Hell Money (Estrazioni macabre, ma la traduzione letterale sarebbe Denaro infernale) è un episodio davvero unico per almeno due motivi. Primo, le guest star sono a dir poco eccezionali: Lucy Liu (Kill Bill, 2003-04), BD Wong (Jurassic Park, 1993), James Hong (Big Trouble in Little China, Grosso guaio a Chinatown, 1986)… Scusate se è poco! E secondo: di paranormale la storia non ha niente, Jeff Vlaming qui ci ha regalato un thriller in piena regola ambientato nella Chinatown di San Francisco. Per una storia paranormale a Chinatown rivolgersi al già chiamato in causa John Carpenter

Ecco la trama di Hell Money. Mulder e Scully cominciano delle indagini per capire cosa ci sia dietro le morti sospette di vari cinesi appena arrivati negli Stati Uniti e bruciati vivi in forni crematori. Vengono aiutati dal detective Chao (BD Wong) che sa parlare cinese e fa da traduttore per poter parlare con molte delle persone coinvolte.

Il bello dell’episodio sta nel fatto che Mulder e Scully ne sanno esattamente come noi spettatori: zero. Non parlano cinese, non conoscono la cultura cinese, e sono completamente nelle mani di Chao. E infatti Scully si arrabbia non poco quando, per un’intuizione geniale di Mulder, riesce con un’autopsia a capire cosa ci sia sotto questa brutta storia (un traffico di organi) e si confronta con Chao reo di aver perso tempo dietro a cose prive di importanza!

I colpi di scena sono molteplici, James Hong interpreta un personaggio cattivissimo e freddo come il ghiaccio, la fotografia sicurissima e con il rosso più o meno onnipresente è splendida, e lo schema piramidale in salsa cinese sembra decisamente autentico con quelle urne di giada nonostante sia stato inventato di sana pianta da Chris Carter e compagnia.

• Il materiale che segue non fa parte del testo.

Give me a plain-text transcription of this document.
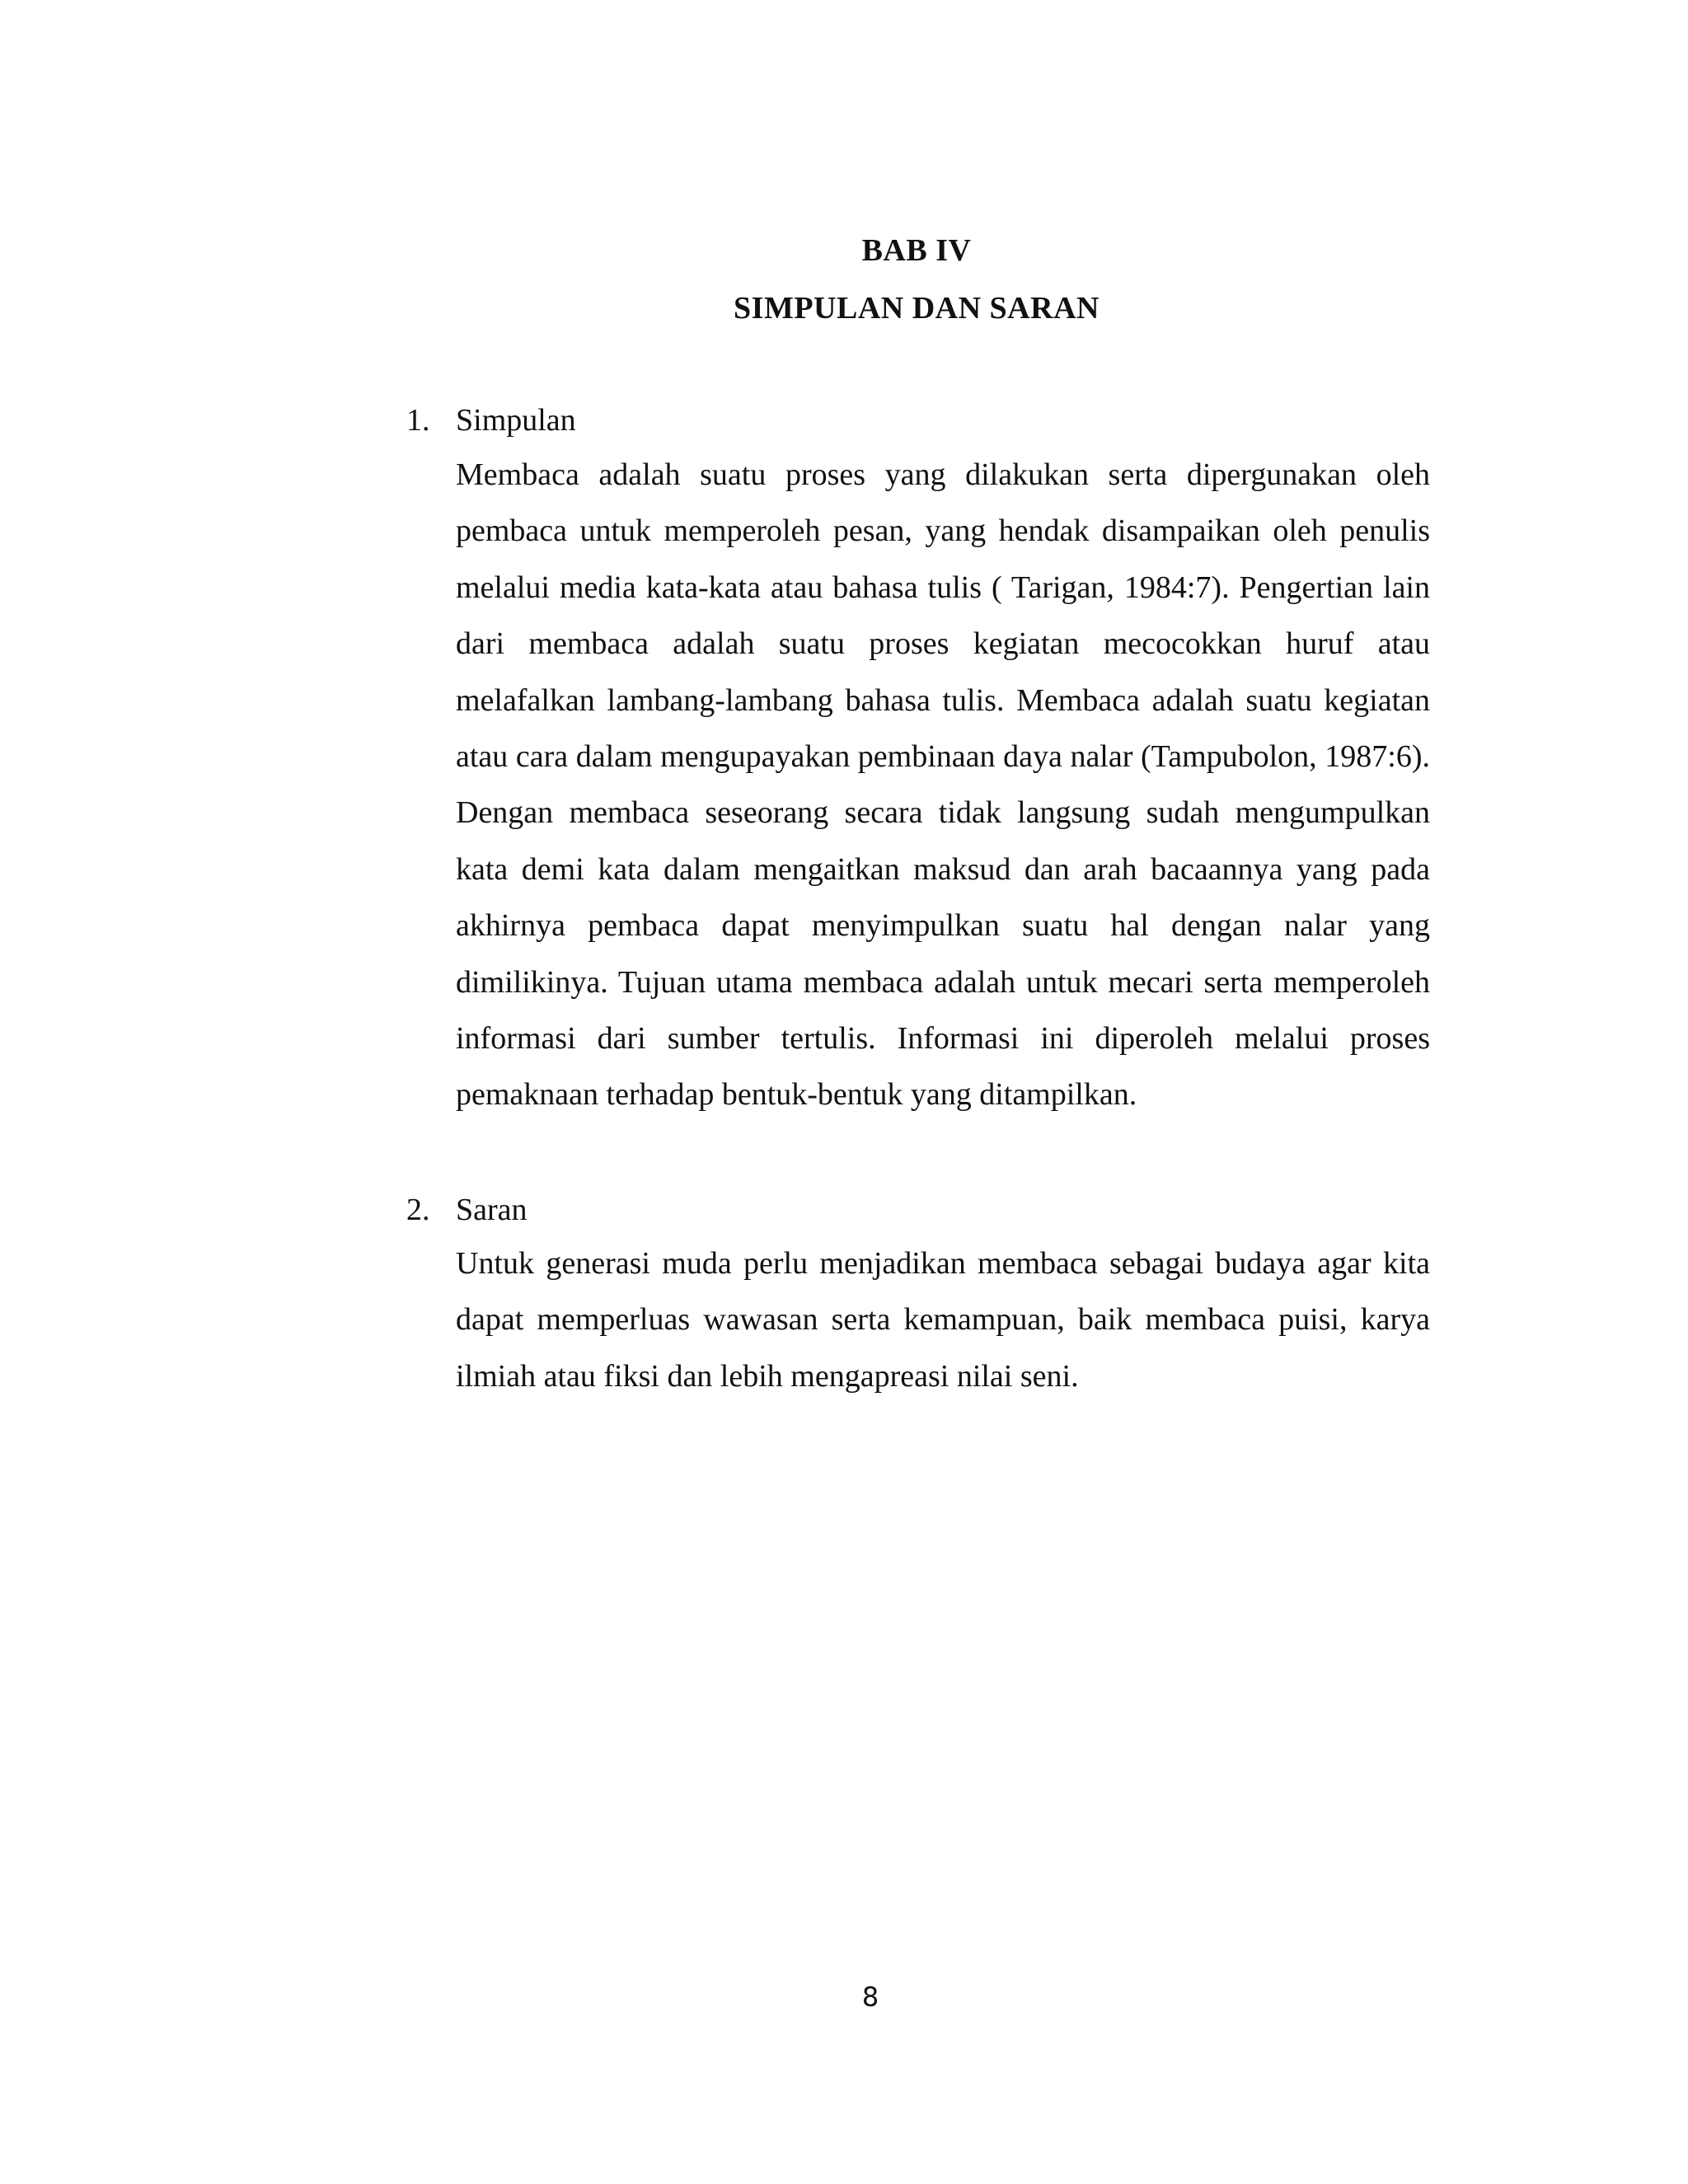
BAB IV
SIMPULAN DAN SARAN
1. Simpulan

Membaca adalah suatu proses yang dilakukan serta dipergunakan oleh pembaca untuk memperoleh pesan, yang hendak disampaikan oleh penulis melalui media kata-kata atau bahasa tulis ( Tarigan, 1984:7). Pengertian lain dari membaca adalah suatu proses kegiatan mecocokkan huruf atau melafalkan lambang-lambang bahasa tulis. Membaca adalah suatu kegiatan atau cara dalam mengupayakan pembinaan daya nalar (Tampubolon, 1987:6). Dengan membaca seseorang secara tidak langsung sudah mengumpulkan kata demi kata dalam mengaitkan maksud dan arah bacaannya yang pada akhirnya pembaca dapat menyimpulkan suatu hal dengan nalar yang dimilikinya. Tujuan utama membaca adalah untuk mecari serta memperoleh informasi dari sumber tertulis. Informasi ini diperoleh melalui proses pemaknaan terhadap bentuk-bentuk yang ditampilkan.

2. Saran

Untuk generasi muda perlu menjadikan membaca sebagai budaya agar kita dapat memperluas wawasan serta kemampuan, baik membaca puisi, karya ilmiah atau fiksi dan lebih mengapreasi nilai seni.

8
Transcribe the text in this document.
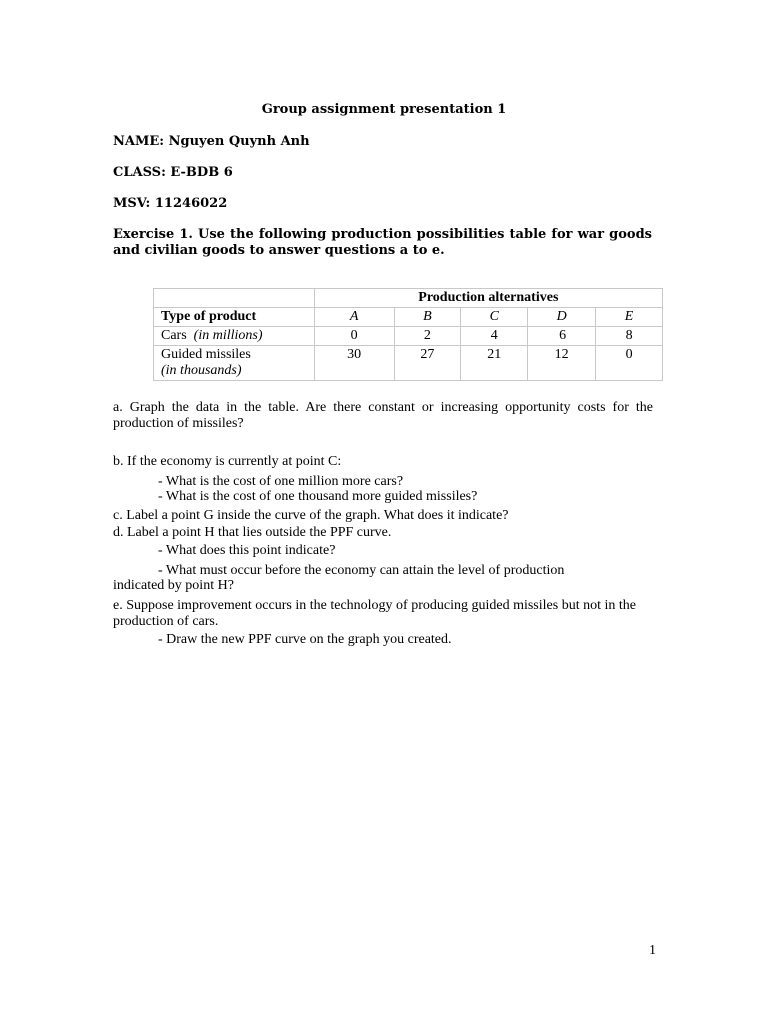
Group assignment presentation 1
NAME: Nguyen Quynh Anh
CLASS: E-BDB 6
MSV: 11246022
Exercise 1. Use the following production possibilities table for war goods and civilian goods to answer questions a to e.
	Production alternatives				
Type of product	A	B	C	D	E
Cars (in millions)	0	2	4	6	8
Guided missiles
(in thousands)	30	27	21	12	0
a. Graph the data in the table. Are there constant or increasing opportunity costs for the production of missiles?
b. If the economy is currently at point C:
- What is the cost of one million more cars?
- What is the cost of one thousand more guided missiles?
c. Label a point G inside the curve of the graph. What does it indicate?
d. Label a point H that lies outside the PPF curve.
- What does this point indicate?
- What must occur before the economy can attain the level of production
indicated by point H?
e. Suppose improvement occurs in the technology of producing guided missiles but not in the production of cars.
- Draw the new PPF curve on the graph you created.
1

Funzionano anche tutte le parti più gore, tra persone a cui vengono asportate varie parti del corpo, rane che escono fuori da cadaveri e fantasmi che rubano il cuore delle loro vittime. Mulder e Scully qui sono in sintonia perfetta ed insieme risolvono brillantemente il caso, anche se il finale rivela un nulla di fatto a causa della chiusura della comunità cinese che impedisce di perseguire legalmente il responsabili delle morti sospette e del traffico di organi.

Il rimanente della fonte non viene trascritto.